Optional; the tuning parameter to be used by the lasso for feature selection in each subsample. If lambda is not provided, cssSelect will choose one automatically by cross-validation. Default is NA.

cutoff

Numeric; cssSelect will only select those clusters with selection proportions equal to at least cutoff. Must be between 0 and 1. Default is NA (in which case max_num_clusts are used).

max_num_clusts

Integer or numeric; the maximum number of clusters to use regardless of cutoff. (That is, if the chosen cutoff returns more than max_num_clusts clusters, the cutoff will be decreased until at most max_num_clusts clusters are selected.) Default is NA (in which case either cutoff is used to choose the number of clusters, or if cutoff was also unspecified, cssSelect chooses max_num_clusts by cross-validation).

auto_select_size

Logical; if TRUE, then max_num_clusts will be automatically estimated using the lasso with cross-validation. Default is TRUE, though this argument is ignored if either cutoff or max_num_clusts is provided. (If desired output is to return all clusters, you should set auto_select_size to FALSE and do not provide cutoff or max_num_clusts.)

alpha

Numeric; the elastic net mixing parameter. Must be in (0, 1]. Drives both the choice of lambda (when lambda is not provided) and the elastic net fit used for feature selection in each subsample. Default is 1 (in which case the penalty is the lasso).

Value

A named list with three items.

selected_clusts

A named list of integer vectors; each vector contains the indices of the features in one of the selected clusters.

selected_feats

A named integer vector; the indices of the features with nonzero weights from all of the selected clusters.

weights

A named list of the same length as selected_clusts.
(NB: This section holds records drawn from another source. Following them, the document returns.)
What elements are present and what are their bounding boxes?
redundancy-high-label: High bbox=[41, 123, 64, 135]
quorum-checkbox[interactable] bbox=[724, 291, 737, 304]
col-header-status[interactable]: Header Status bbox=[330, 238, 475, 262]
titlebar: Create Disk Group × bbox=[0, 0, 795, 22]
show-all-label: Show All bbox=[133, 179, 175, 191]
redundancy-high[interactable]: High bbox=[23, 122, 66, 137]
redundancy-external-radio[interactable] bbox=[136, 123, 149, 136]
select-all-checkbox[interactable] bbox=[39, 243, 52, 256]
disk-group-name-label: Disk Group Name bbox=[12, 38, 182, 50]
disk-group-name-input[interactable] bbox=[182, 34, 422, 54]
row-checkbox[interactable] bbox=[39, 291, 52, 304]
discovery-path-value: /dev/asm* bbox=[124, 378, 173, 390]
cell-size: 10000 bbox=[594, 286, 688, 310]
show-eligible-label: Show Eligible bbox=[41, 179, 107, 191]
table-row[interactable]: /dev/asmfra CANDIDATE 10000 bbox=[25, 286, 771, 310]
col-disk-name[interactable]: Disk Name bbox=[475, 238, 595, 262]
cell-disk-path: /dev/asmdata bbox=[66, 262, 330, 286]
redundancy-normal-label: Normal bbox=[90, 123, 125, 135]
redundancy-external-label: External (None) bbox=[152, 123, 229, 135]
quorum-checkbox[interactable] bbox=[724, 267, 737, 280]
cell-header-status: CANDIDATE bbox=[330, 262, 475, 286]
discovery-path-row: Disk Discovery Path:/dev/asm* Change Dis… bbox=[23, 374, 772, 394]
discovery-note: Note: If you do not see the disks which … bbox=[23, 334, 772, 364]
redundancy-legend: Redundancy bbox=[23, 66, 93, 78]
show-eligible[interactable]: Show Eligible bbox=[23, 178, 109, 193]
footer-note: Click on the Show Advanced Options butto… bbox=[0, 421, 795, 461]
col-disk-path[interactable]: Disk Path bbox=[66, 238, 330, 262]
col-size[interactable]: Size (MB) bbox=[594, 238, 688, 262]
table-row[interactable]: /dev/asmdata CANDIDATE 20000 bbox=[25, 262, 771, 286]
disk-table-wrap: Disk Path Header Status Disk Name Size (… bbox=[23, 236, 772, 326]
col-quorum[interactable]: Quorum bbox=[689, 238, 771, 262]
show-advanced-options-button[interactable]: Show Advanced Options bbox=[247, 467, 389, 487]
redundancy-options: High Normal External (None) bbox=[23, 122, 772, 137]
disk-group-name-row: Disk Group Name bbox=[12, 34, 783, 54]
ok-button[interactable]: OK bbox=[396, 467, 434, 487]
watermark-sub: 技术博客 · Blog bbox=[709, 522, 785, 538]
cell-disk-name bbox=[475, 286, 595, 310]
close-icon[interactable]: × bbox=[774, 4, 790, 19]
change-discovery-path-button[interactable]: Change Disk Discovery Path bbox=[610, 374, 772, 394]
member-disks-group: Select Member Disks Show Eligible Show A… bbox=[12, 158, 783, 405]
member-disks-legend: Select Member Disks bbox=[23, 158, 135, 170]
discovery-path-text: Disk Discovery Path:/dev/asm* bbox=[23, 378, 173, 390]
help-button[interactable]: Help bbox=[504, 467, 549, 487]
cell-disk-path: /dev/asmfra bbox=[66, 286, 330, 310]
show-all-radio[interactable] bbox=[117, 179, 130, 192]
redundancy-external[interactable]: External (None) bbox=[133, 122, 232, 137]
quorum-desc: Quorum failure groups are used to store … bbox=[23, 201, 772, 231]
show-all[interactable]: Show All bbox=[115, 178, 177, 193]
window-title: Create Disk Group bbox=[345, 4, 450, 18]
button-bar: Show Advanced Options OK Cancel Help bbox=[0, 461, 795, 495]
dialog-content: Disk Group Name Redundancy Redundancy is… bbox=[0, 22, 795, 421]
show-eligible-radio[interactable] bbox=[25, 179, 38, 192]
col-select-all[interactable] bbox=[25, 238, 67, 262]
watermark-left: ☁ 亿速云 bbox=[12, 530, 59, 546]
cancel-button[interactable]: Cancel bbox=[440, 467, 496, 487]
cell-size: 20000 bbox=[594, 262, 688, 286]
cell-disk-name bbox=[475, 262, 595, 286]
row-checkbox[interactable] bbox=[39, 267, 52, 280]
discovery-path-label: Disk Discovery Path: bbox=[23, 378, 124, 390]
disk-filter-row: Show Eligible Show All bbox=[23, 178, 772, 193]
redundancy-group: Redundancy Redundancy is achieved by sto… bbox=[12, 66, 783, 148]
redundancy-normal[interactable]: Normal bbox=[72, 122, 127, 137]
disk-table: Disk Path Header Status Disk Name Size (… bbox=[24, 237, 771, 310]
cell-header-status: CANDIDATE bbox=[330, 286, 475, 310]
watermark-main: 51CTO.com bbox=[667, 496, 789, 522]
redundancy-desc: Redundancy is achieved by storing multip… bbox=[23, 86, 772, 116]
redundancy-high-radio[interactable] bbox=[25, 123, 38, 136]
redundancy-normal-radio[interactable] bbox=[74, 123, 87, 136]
Each list element weights[[j]] is a numeric vector of the weights to use for the jth selected cluster, and it has the same name as the cluster it corresponds to.

Author

Gregory Faletto, Jacob Bien

Examples

set.seed(1)
data <- genClusteredData(n = 80, p = 11, k_unclustered = 2,
  cluster_size = 4, n_clusters = 1, snr = 3)
clusters <- list(cluster1 = 1:4)
res <- cssSelect(X = data$X, y = data$y, clusters = clusters)
res$selected_feats
#> [1] 2 5 6